Messina: immigrazione, 40 profughi protestano

Momenti di tensione a Messina dove 40 somali, in attesa dello status di rifugiati politici, hanno cercato nella tarda serata di ieri di dormire all’interno della stazione centrale. Rfi ha chiesto l’intervento della polizia ed i somali hanno duramente protestato. Solo la mediazione di Carmen Cordaro, presidente del circolo Arci “Thomas Sankara”, e degli assessori comunali Dario Caroniti e Pinella Aliberti, ha sbloccato la situazione. Le uniche due donne del gruppo sono state ospitate all’Istituto “Don Orione”; altri 8 sono stati accolti al campo Rom di San Raineri e gli altri 30 nella palestra della scuola del rione Gravitelli.
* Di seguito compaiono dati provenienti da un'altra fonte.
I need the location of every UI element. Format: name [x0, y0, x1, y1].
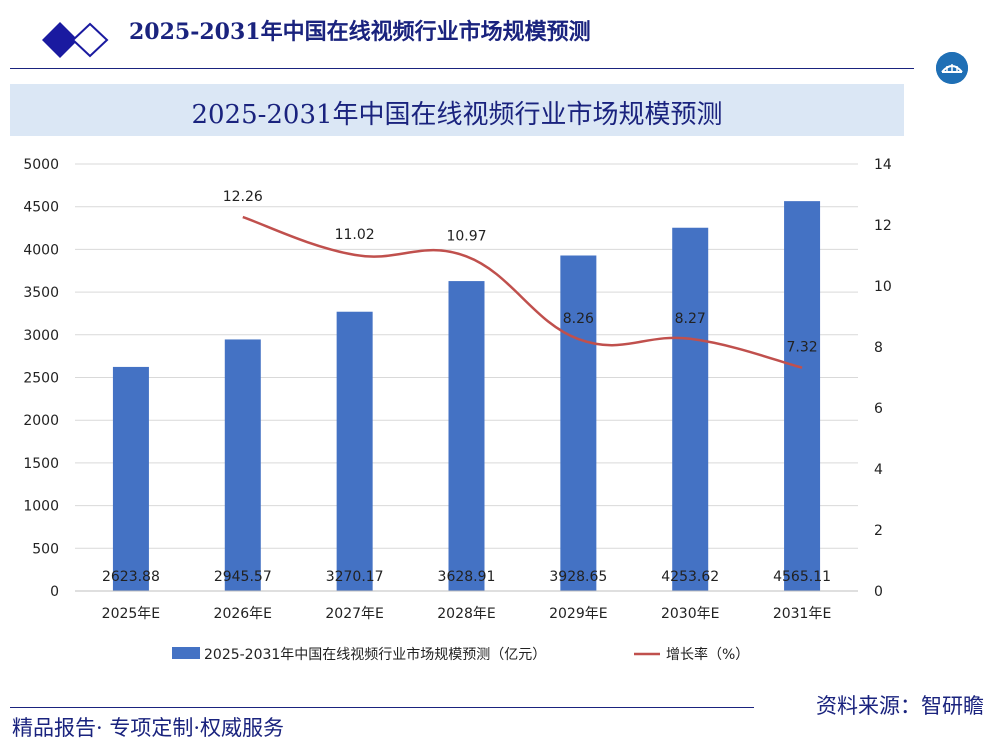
bar [224, 339, 261, 591]
y-left-tick-label: 3000 [23, 328, 59, 344]
line-data-label: 10.97 [446, 228, 486, 244]
bar-data-label: 2945.57 [214, 569, 272, 585]
bar-data-label: 3270.17 [326, 569, 384, 585]
x-tick-label: 2025年E [102, 606, 160, 622]
bar-data-label: 4253.62 [661, 569, 719, 585]
bar-data-label: 4565.11 [773, 569, 831, 585]
chart-title: 2025-2031年中国在线视频行业市场规模预测 [191, 100, 723, 130]
x-tick-label: 2028年E [437, 606, 495, 622]
y-left-tick-label: 4000 [23, 242, 59, 258]
line-data-label: 11.02 [335, 227, 375, 243]
y-left-tick-label: 500 [32, 541, 59, 557]
legend-label-bar: 2025-2031年中国在线视频行业市场规模预测（亿元） [204, 646, 546, 663]
y-right-tick-label: 0 [874, 584, 883, 600]
chart-title-banner: 2025-2031年中国在线视频行业市场规模预测 [10, 84, 904, 136]
header-divider [10, 68, 914, 69]
legend: 2025-2031年中国在线视频行业市场规模预测（亿元） 增长率（%） [172, 646, 749, 663]
y-right-tick-label: 8 [874, 340, 883, 356]
legend-swatch-bar [172, 647, 200, 659]
bar [112, 366, 149, 591]
line-series: 12.26 11.02 10.97 8.26 8.27 7.32 [223, 189, 818, 369]
footer-divider [10, 707, 754, 708]
bar [336, 311, 373, 591]
x-tick-label: 2030年E [661, 606, 719, 622]
y-right-tick-label: 14 [874, 157, 892, 173]
y-left-tick-label: 2000 [23, 413, 59, 429]
y-right-tick-label: 12 [874, 218, 892, 234]
line-data-label: 8.27 [675, 311, 706, 327]
source-note: 资料来源：智研瞻 [816, 694, 984, 718]
y-left-tick-label: 2500 [23, 371, 59, 387]
header-title: 2025-2031年中国在线视频行业市场规模预测 [129, 19, 591, 45]
x-tick-label: 2031年E [773, 606, 831, 622]
y-left-tick-label: 1000 [23, 499, 59, 515]
y-left-tick-label: 0 [50, 584, 59, 600]
line-data-label: 7.32 [786, 340, 817, 356]
axes: 0 500 1000 1500 2000 2500 3000 3500 4000 4500 5000… [23, 157, 892, 622]
y-left-tick-label: 1500 [23, 456, 59, 472]
legend-label-line: 增长率（%） [666, 646, 749, 663]
y-right-tick-label: 4 [874, 462, 883, 478]
diamond-logo-icon [40, 20, 112, 64]
chart: 2623.88 2945.57 3270.17 3628.91 3928.65 4253.… [23, 157, 892, 663]
y-right-tick-label: 6 [874, 401, 883, 417]
y-left-tick-label: 5000 [23, 157, 59, 173]
bar-data-label: 3628.91 [438, 569, 496, 585]
x-tick-label: 2029年E [549, 606, 607, 622]
growth-rate-line [242, 215, 803, 369]
bar [784, 201, 821, 592]
bar-data-label: 3928.65 [549, 569, 607, 585]
bar-series: 2623.88 2945.57 3270.17 3628.91 3928.65 4253.… [102, 201, 831, 592]
y-left-tick-label: 3500 [23, 285, 59, 301]
bar-data-label: 2623.88 [102, 569, 160, 585]
x-tick-label: 2027年E [325, 606, 383, 622]
line-data-label: 8.26 [563, 311, 594, 327]
line-data-label: 12.26 [223, 189, 263, 205]
x-tick-label: 2026年E [214, 606, 272, 622]
bar [560, 255, 597, 591]
footer-slogan: 精品报告· 专项定制·权威服务 [12, 716, 285, 740]
bar [448, 281, 485, 591]
bar [672, 227, 709, 591]
bridge-badge-icon [936, 52, 968, 84]
y-right-tick-label: 2 [874, 523, 883, 539]
y-right-tick-label: 10 [874, 279, 892, 295]
y-left-tick-label: 4500 [23, 200, 59, 216]
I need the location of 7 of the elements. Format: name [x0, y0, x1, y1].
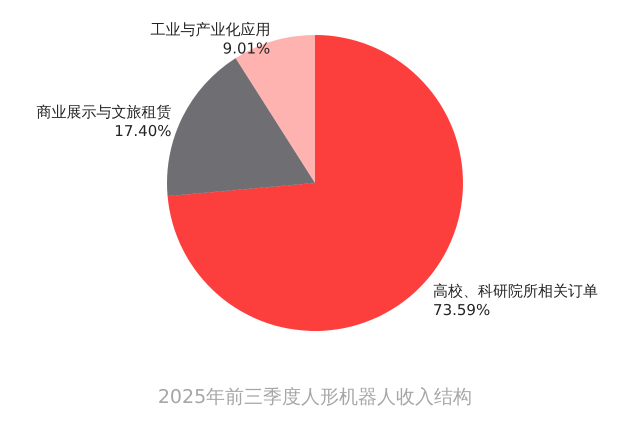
data-label: 17.40%: [114, 122, 172, 140]
data-label: 9.01%: [222, 39, 270, 58]
slice-label: 高校、科研院所相关订单: [433, 282, 598, 300]
text: 2025年前三季度人形机器人收入结构: [158, 386, 472, 408]
slice-label: 工业与产业化应用: [150, 20, 270, 38]
slice-label: 商业展示与文旅租赁: [36, 103, 172, 122]
data-label: 73.59%: [433, 301, 490, 320]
Stamattina si e’ svolta una prima conferenza di servizi – presenti anche il Cesv, il terzo settore ed il volontariato – per cercare di trovare una soluzione definitiva al problema dei somali. I profughi, un centinaio in tutto, erano sbarcati a Lampedusa e dalla scorsa estate sono ospitati temporaneamente nel Centro d’emergenza istituito dal ministero dell’Interno nel Comune di Sant’Angelo di Brolo. In attesa di ottenere dalla questura di Messina il visto e il titolo di viaggio che da’ diritto al codice fiscale e quindi ai servizi del sistema sanitario nazionale, i somali, da un mese in citta’, vengono aiutati solo dal volontariato, perche’ il Comune non ha una struttura di accoglienza ad hoc e quelle esistenti sono sature.